The mesolimbic pathway was identified in the 1950s through lesion and self-stimulation studies — James Olds and Peter Milner's discovery that rats would press levers at exhausting rates to deliver electrical stimulation to this circuit was the founding experimental demonstration. For decades, the behavioral data were interpreted through the pleasure frame: the rats self-stimulated because the stimulation felt good. Berridge's 1989 dopamine-depletion experiments and subsequent work reframed the entire history. The rats were not self-stimulating for pleasure. They were self-stimulating because the stimulation was activating the wanting system that made the lever feel irresistible to press.
Anatomy, not metaphor. The pathway is a specific, mappable structure — VTA to nucleus accumbens and associated regions — with measurable firing patterns, neurotransmitter release, and downstream behavioral effects.
Pursuit, not pleasure. Dopamine release along this circuit does not produce hedonic experience. It produces motivational urgency. The two are neurally distinct.
Prediction error plus. The pathway encodes prediction errors, but this is not its sole function. It also generates incentive salience that can decouple from learned predictions entirely.
Variable reward optimizes activation. The pathway is maximally activated by unpredictable reward magnitudes — the slot-machine schedule — which is why gambling, social media, and AI interactions converge on similar engagement patterns.
AI architectural inheritance. Modern reinforcement learning descends from the prediction-error model of this pathway.
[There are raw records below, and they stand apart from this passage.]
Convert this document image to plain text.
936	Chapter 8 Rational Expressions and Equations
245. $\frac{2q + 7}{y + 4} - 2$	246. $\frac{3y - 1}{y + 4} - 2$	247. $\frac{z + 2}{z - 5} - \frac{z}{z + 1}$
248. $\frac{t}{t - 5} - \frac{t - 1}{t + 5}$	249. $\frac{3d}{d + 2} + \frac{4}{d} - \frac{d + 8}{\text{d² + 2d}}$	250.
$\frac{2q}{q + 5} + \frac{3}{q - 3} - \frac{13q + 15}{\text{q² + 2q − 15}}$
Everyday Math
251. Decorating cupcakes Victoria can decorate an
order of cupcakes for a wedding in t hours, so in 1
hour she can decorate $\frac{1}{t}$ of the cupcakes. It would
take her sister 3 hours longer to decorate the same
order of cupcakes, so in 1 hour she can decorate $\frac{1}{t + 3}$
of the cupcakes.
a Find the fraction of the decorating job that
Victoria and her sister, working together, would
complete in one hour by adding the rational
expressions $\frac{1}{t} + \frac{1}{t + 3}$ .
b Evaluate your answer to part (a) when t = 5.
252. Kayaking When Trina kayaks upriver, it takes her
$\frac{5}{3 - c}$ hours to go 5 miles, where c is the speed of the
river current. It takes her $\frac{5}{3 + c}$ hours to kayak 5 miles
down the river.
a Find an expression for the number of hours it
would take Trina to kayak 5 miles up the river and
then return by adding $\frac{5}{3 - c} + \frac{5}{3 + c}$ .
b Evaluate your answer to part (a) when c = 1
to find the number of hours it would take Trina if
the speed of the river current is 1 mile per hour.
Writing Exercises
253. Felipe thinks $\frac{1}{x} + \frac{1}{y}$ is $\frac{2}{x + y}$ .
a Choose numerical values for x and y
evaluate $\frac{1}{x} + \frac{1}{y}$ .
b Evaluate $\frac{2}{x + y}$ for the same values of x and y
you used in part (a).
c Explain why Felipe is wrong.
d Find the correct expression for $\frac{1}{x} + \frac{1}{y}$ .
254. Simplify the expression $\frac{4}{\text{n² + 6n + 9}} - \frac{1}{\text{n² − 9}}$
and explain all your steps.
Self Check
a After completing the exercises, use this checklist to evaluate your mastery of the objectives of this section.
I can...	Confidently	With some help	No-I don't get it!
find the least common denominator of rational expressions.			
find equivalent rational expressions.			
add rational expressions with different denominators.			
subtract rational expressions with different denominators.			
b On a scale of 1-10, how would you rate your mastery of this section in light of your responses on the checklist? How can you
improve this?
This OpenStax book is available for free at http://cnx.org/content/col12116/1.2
It inherits the pathway's wanting-maximization properties and the pathway's blind spot regarding hedonic sustainability.
Some computational neuroscientists maintain that the temporal difference model of dopamine, when properly extended to distributional forms, captures all the relevant phenomena Berridge describes — and that "incentive salience" is a psychological description of what the prediction-error computation produces, not a separate mechanism. Berridge's response is that the experimental dissociations — wanting without prediction, desire for outcomes predicted to be bad, sensitization without hedonic learning — are real and cannot be reduced to prediction-error updates alone. The debate continues.